Digital Nation Viewpoints: Glenn Elliott, author and founder and former CEO of Reward Gateway

28 May 2019

Glenn Elliott founded Reward Gateway in 2006, an employee engagement platform dedicated to making the world a better place to work and spent 11 years as its CEO. He now works with the leadership team in a non-executive capacity and champions the company’s flexible working ethos. Glenn is a prominent blogger, keynote speaker and author of the book Build It: The Rebel Playbook for Employee Engagement.  He is also an ambassador for Stonewall.

How are companies evolving to meet the demand for new ways of working such as flexible hours, remote working and job sharing?

Organisations still really struggle. Flexible working says ‘I trust you to decide on a daily basis where best to do your job from and at what time. All I’m interested in is you being successful in your role’. None of this requesting permission from a manager – that’s not flexible working, that’s a day working from home for good behaviour.

Many organisations have made that move but the majority of companies are stuck and unable to implement it because of a whole set of excuses like: ‘I can’t trust my staff’, which reveals that you’ve got the wrong staff; ‘My managers aren’t good enough’, which suggests you need to urgently get some management training. I had one manager who said there was no visible output from some roles in his team, which made me think that those roles should be made redundant.

A lot of organisations are stuck in what I call one-sided flexibility – they’d like you to download email on your phone, to take a laptop home and use your home life to do bits of work in. But if you want to get your hair cut at 11am that’s got to be a special request. One-sided flexibility increases negative stress and presenteeism and it’s not good for employees or the bottom line.

What should come first is the nature of the work to be done, so it might be that a team decides that everyone should come in on a Monday so the team can talk together and share ideas . It should be work led not doctrine led. That’s different from saying we can’t have a team meeting on a Monday because Jerry doesn’t come in on Mondays.

What can companies do if that Holy Grail of flexibility doesn’t work?

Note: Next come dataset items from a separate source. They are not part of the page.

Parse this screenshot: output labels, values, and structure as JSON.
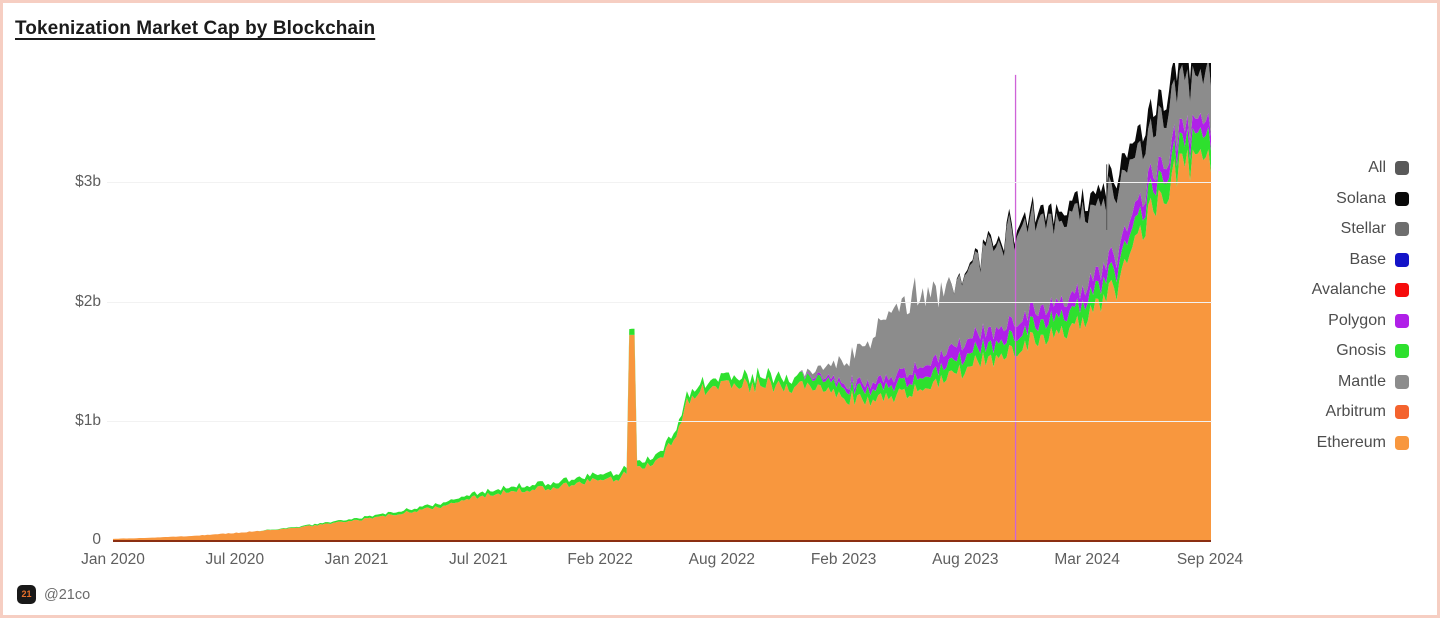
{
  "page": {
    "border_color": "#f6cec2",
    "background": "#ffffff"
  },
  "header": {
    "title": "Tokenization Market Cap by Blockchain"
  },
  "footer": {
    "logo_text": "21",
    "handle": "@21co"
  },
  "legend": {
    "position": "right",
    "items": [
      {
        "label": "All",
        "color": "#595959"
      },
      {
        "label": "Solana",
        "color": "#0a0a0a"
      },
      {
        "label": "Stellar",
        "color": "#6e6e6e"
      },
      {
        "label": "Base",
        "color": "#1414c8"
      },
      {
        "label": "Avalanche",
        "color": "#f60c0c"
      },
      {
        "label": "Polygon",
        "color": "#b020e8"
      },
      {
        "label": "Gnosis",
        "color": "#2ee02e"
      },
      {
        "label": "Mantle",
        "color": "#8c8c8c"
      },
      {
        "label": "Arbitrum",
        "color": "#f4632e"
      },
      {
        "label": "Ethereum",
        "color": "#f8973e"
      }
    ]
  },
  "chart_data": {
    "type": "area",
    "stacked": true,
    "title": "Tokenization Market Cap by Blockchain",
    "xlabel": "",
    "ylabel": "",
    "grid": true,
    "ylim": [
      0,
      4000000000
    ],
    "y_ticks": [
      {
        "value": 0,
        "label": "0"
      },
      {
        "value": 1000000000,
        "label": "$1b"
      },
      {
        "value": 2000000000,
        "label": "$2b"
      },
      {
        "value": 3000000000,
        "label": "$3b"
      }
    ],
    "x_ticks": [
      {
        "label": "Jan 2020",
        "pos": 0.0
      },
      {
        "label": "Jul 2020",
        "pos": 0.111
      },
      {
        "label": "Jan 2021",
        "pos": 0.222
      },
      {
        "label": "Jul 2021",
        "pos": 0.333
      },
      {
        "label": "Feb 2022",
        "pos": 0.444
      },
      {
        "label": "Aug 2022",
        "pos": 0.555
      },
      {
        "label": "Feb 2023",
        "pos": 0.666
      },
      {
        "label": "Aug 2023",
        "pos": 0.777
      },
      {
        "label": "Mar 2024",
        "pos": 0.888
      },
      {
        "label": "Sep 2024",
        "pos": 1.0
      }
    ],
    "x_range": [
      "Jan 2020",
      "Sep 2024"
    ],
    "annotations": [
      {
        "type": "spike",
        "series": "Polygon",
        "x_pos": 0.822,
        "value": 3900000000,
        "note": "thin magenta spike"
      },
      {
        "type": "spike",
        "series": "Ethereum",
        "x_pos": 0.472,
        "value": 1720000000,
        "note": "orange spike near Feb 2022"
      },
      {
        "type": "spike",
        "series": "Gnosis",
        "x_pos": 0.472,
        "value": 1740000000,
        "note": "green tip on Feb 2022 spike"
      }
    ],
    "series": [
      {
        "name": "Ethereum",
        "color": "#f8973e",
        "values_b": [
          0.01,
          0.012,
          0.013,
          0.014,
          0.016,
          0.018,
          0.02,
          0.022,
          0.025,
          0.028,
          0.03,
          0.033,
          0.036,
          0.04,
          0.044,
          0.048,
          0.052,
          0.056,
          0.06,
          0.065,
          0.07,
          0.075,
          0.08,
          0.085,
          0.09,
          0.095,
          0.1,
          0.105,
          0.112,
          0.118,
          0.125,
          0.132,
          0.14,
          0.148,
          0.155,
          0.162,
          0.17,
          0.178,
          0.185,
          0.195,
          0.205,
          0.215,
          0.225,
          0.235,
          0.245,
          0.255,
          0.265,
          0.275,
          0.285,
          0.3,
          0.315,
          0.33,
          0.345,
          0.36,
          0.37,
          0.38,
          0.39,
          0.4,
          0.41,
          0.415,
          0.42,
          0.425,
          0.43,
          0.435,
          0.44,
          0.45,
          0.46,
          0.47,
          0.48,
          0.49,
          0.5,
          0.505,
          0.51,
          0.515,
          0.52,
          0.58,
          0.6,
          0.62,
          0.64,
          0.66,
          0.7,
          0.78,
          0.9,
          1.05,
          1.2,
          1.25,
          1.28,
          1.3,
          1.31,
          1.32,
          1.33,
          1.32,
          1.3,
          1.29,
          1.3,
          1.31,
          1.3,
          1.28,
          1.27,
          1.26,
          1.27,
          1.28,
          1.26,
          1.24,
          1.23,
          1.22,
          1.21,
          1.2,
          1.19,
          1.18,
          1.17,
          1.18,
          1.19,
          1.2,
          1.21,
          1.22,
          1.23,
          1.25,
          1.27,
          1.3,
          1.33,
          1.36,
          1.38,
          1.4,
          1.42,
          1.45,
          1.48,
          1.5,
          1.52,
          1.55,
          1.58,
          1.6,
          1.62,
          1.65,
          1.68,
          1.7,
          1.72,
          1.74,
          1.75,
          1.77,
          1.8,
          1.85,
          1.9,
          1.95,
          2.0,
          2.05,
          2.1,
          2.2,
          2.35,
          2.5,
          2.65,
          2.75,
          2.85,
          2.95,
          3.0,
          3.05,
          3.1,
          3.12,
          3.15,
          3.18,
          3.2
        ]
      },
      {
        "name": "Gnosis",
        "color": "#2ee02e",
        "values_b": [
          0,
          0,
          0,
          0,
          0,
          0,
          0,
          0,
          0,
          0,
          0,
          0,
          0,
          0,
          0,
          0,
          0,
          0,
          0,
          0,
          0,
          0,
          0.002,
          0.003,
          0.004,
          0.005,
          0.006,
          0.007,
          0.008,
          0.009,
          0.01,
          0.011,
          0.012,
          0.013,
          0.014,
          0.015,
          0.016,
          0.017,
          0.018,
          0.019,
          0.02,
          0.021,
          0.022,
          0.023,
          0.024,
          0.025,
          0.026,
          0.027,
          0.028,
          0.029,
          0.03,
          0.031,
          0.032,
          0.033,
          0.034,
          0.035,
          0.036,
          0.037,
          0.038,
          0.039,
          0.04,
          0.04,
          0.041,
          0.041,
          0.042,
          0.043,
          0.043,
          0.044,
          0.045,
          0.046,
          0.046,
          0.047,
          0.048,
          0.048,
          0.049,
          0.05,
          0.05,
          0.051,
          0.052,
          0.053,
          0.054,
          0.055,
          0.056,
          0.057,
          0.058,
          0.06,
          0.062,
          0.064,
          0.065,
          0.066,
          0.068,
          0.07,
          0.072,
          0.073,
          0.074,
          0.075,
          0.076,
          0.077,
          0.078,
          0.079,
          0.08,
          0.081,
          0.082,
          0.083,
          0.084,
          0.085,
          0.086,
          0.087,
          0.088,
          0.089,
          0.09,
          0.091,
          0.092,
          0.093,
          0.094,
          0.095,
          0.096,
          0.097,
          0.098,
          0.1,
          0.102,
          0.104,
          0.106,
          0.108,
          0.11,
          0.112,
          0.114,
          0.116,
          0.118,
          0.12,
          0.122,
          0.124,
          0.126,
          0.128,
          0.13,
          0.132,
          0.134,
          0.136,
          0.138,
          0.14,
          0.142,
          0.144,
          0.146,
          0.148,
          0.15,
          0.152,
          0.154,
          0.156,
          0.158,
          0.16,
          0.162,
          0.164,
          0.166,
          0.168,
          0.17,
          0.172,
          0.174,
          0.176,
          0.178,
          0.18,
          0.182
        ]
      },
      {
        "name": "Polygon",
        "color": "#b020e8",
        "values_b": [
          0,
          0,
          0,
          0,
          0,
          0,
          0,
          0,
          0,
          0,
          0,
          0,
          0,
          0,
          0,
          0,
          0,
          0,
          0,
          0,
          0,
          0,
          0,
          0,
          0,
          0,
          0,
          0,
          0,
          0,
          0,
          0,
          0,
          0,
          0,
          0,
          0,
          0,
          0,
          0,
          0,
          0,
          0,
          0,
          0,
          0,
          0,
          0,
          0,
          0,
          0,
          0,
          0,
          0,
          0,
          0,
          0,
          0,
          0,
          0,
          0,
          0,
          0,
          0,
          0,
          0,
          0,
          0,
          0,
          0,
          0,
          0,
          0,
          0,
          0,
          0,
          0,
          0,
          0,
          0,
          0,
          0,
          0,
          0,
          0,
          0,
          0,
          0,
          0,
          0,
          0,
          0,
          0,
          0,
          0,
          0,
          0,
          0,
          0,
          0,
          0,
          0.01,
          0.015,
          0.02,
          0.025,
          0.03,
          0.035,
          0.04,
          0.045,
          0.05,
          0.055,
          0.06,
          0.065,
          0.07,
          0.075,
          0.08,
          0.085,
          0.09,
          0.095,
          0.1,
          0.105,
          0.11,
          0.115,
          0.12,
          0.12,
          0.12,
          0.12,
          0.12,
          0.12,
          0.12,
          0.12,
          0.12,
          0.12,
          0.12,
          0.12,
          0.12,
          0.12,
          0.12,
          0.12,
          0.12,
          0.12,
          0.12,
          0.12,
          0.12,
          0.12,
          0.12,
          0.12,
          0.12,
          0.12,
          0.12,
          0.12,
          0.12,
          0.12,
          0.12,
          0.12,
          0.12,
          0.12,
          0.12,
          0.12,
          0.12,
          0.12
        ]
      },
      {
        "name": "Stellar",
        "color": "#8c8c8c",
        "values_b": [
          0,
          0,
          0,
          0,
          0,
          0,
          0,
          0,
          0,
          0,
          0,
          0,
          0,
          0,
          0,
          0,
          0,
          0,
          0,
          0,
          0,
          0,
          0,
          0,
          0,
          0,
          0,
          0,
          0,
          0,
          0,
          0,
          0,
          0,
          0,
          0,
          0,
          0,
          0,
          0,
          0,
          0,
          0,
          0,
          0,
          0,
          0,
          0,
          0,
          0,
          0,
          0,
          0,
          0,
          0,
          0,
          0,
          0,
          0,
          0,
          0,
          0,
          0,
          0,
          0,
          0,
          0,
          0,
          0,
          0,
          0,
          0,
          0,
          0,
          0,
          0,
          0,
          0,
          0,
          0,
          0,
          0,
          0,
          0,
          0,
          0,
          0,
          0,
          0,
          0,
          0,
          0,
          0,
          0,
          0,
          0,
          0,
          0,
          0,
          0,
          0,
          0.02,
          0.04,
          0.06,
          0.09,
          0.12,
          0.16,
          0.2,
          0.25,
          0.3,
          0.35,
          0.4,
          0.45,
          0.5,
          0.55,
          0.58,
          0.6,
          0.62,
          0.6,
          0.58,
          0.56,
          0.54,
          0.52,
          0.5,
          0.52,
          0.55,
          0.6,
          0.65,
          0.7,
          0.72,
          0.74,
          0.75,
          0.74,
          0.73,
          0.72,
          0.71,
          0.7,
          0.69,
          0.68,
          0.67,
          0.66,
          0.64,
          0.62,
          0.6,
          0.58,
          0.56,
          0.54,
          0.5,
          0.46,
          0.42,
          0.4,
          0.4,
          0.4,
          0.4,
          0.4,
          0.4,
          0.4,
          0.4,
          0.4,
          0.4,
          0.4
        ]
      },
      {
        "name": "Solana",
        "color": "#0a0a0a",
        "values_b": [
          0,
          0,
          0,
          0,
          0,
          0,
          0,
          0,
          0,
          0,
          0,
          0,
          0,
          0,
          0,
          0,
          0,
          0,
          0,
          0,
          0,
          0,
          0,
          0,
          0,
          0,
          0,
          0,
          0,
          0,
          0,
          0,
          0,
          0,
          0,
          0,
          0,
          0,
          0,
          0,
          0,
          0,
          0,
          0,
          0,
          0,
          0,
          0,
          0,
          0,
          0,
          0,
          0,
          0,
          0,
          0,
          0,
          0,
          0,
          0,
          0,
          0,
          0,
          0,
          0,
          0,
          0,
          0,
          0,
          0,
          0,
          0,
          0,
          0,
          0,
          0,
          0,
          0,
          0,
          0,
          0,
          0,
          0,
          0,
          0,
          0,
          0,
          0,
          0,
          0,
          0,
          0,
          0,
          0,
          0,
          0,
          0,
          0,
          0,
          0,
          0,
          0,
          0,
          0,
          0,
          0,
          0,
          0,
          0,
          0,
          0,
          0,
          0,
          0,
          0,
          0,
          0,
          0,
          0,
          0,
          0,
          0,
          0.005,
          0.01,
          0.015,
          0.02,
          0.025,
          0.03,
          0.035,
          0.04,
          0.045,
          0.05,
          0.055,
          0.06,
          0.065,
          0.07,
          0.075,
          0.08,
          0.085,
          0.09,
          0.095,
          0.1,
          0.105,
          0.11,
          0.115,
          0.12,
          0.125,
          0.13,
          0.135,
          0.14,
          0.145,
          0.15,
          0.155,
          0.16,
          0.165,
          0.17,
          0.175,
          0.18,
          0.185,
          0.19,
          0.2
        ]
      }
    ]
  }
}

What would you do if you had people in the office who weren’t delivering results? People always worry about this – but it is not a flexible working question. If you’ve got a salesperson who stops selling, then they either have to be quickly retrained or they’ll have to quickly leave. If you’ve a customer services person who stops making their customers happy then again they need to be quickly helped or they need to leave. It doesn’t matter where they’re working from – those things don’t change.

What will happen to those companies who insist on sticking to a rigid working environment?

They will end up with the lowest quality of staff who can’t get a job elsewhere and the staff that they do have there will perform poorly. Ultimately those businesses will either fail or underperform against the potential that they could achieve.

The future for organisations is teams of really great people who are closely connected to the mission of the organisation and understand what it is trying to achieve and are coupled in teams of people who will be fluid across the year.

They’ll be connected through technology and sometimes through meetings – you can’t beat face to face for some things, for perhaps a good debate or idea generation or for just getting together with people.

What does the workplace of the future look like?

We created offices because we had to put the machines somewhere. A hundred years ago it was the ledger and then it became typewriters and computers – the machinery was in the office, so you had to go there.

Now, the machinery is in our rucksack or a bag or a pocket, so the need to come to the office is instead for meeting a client, your colleagues, meeting your boss, a brainstorming session, coming because they just want to hang out. We’ve got some staff at Reward Gateway who come to the office every day because they love it. Flexible working for at least 15 to 20% of our staff is the office every day; it’s their decision and it’s based around the work that they’re doing.

We’ve a designer who was London-based and in the office every day – his wife wanted to move back to Portugal where she was a nurse and he asked how we felt about him working from Portugal. His boss said, ‘Let’s give it a go and find out’. Since he moved to Portugal, he got promoted to a team leader and he’s one of the most popular team leaders we have. He’s rarely physically in the same place as his team but he’s a great leader and that’s more important than where he sits.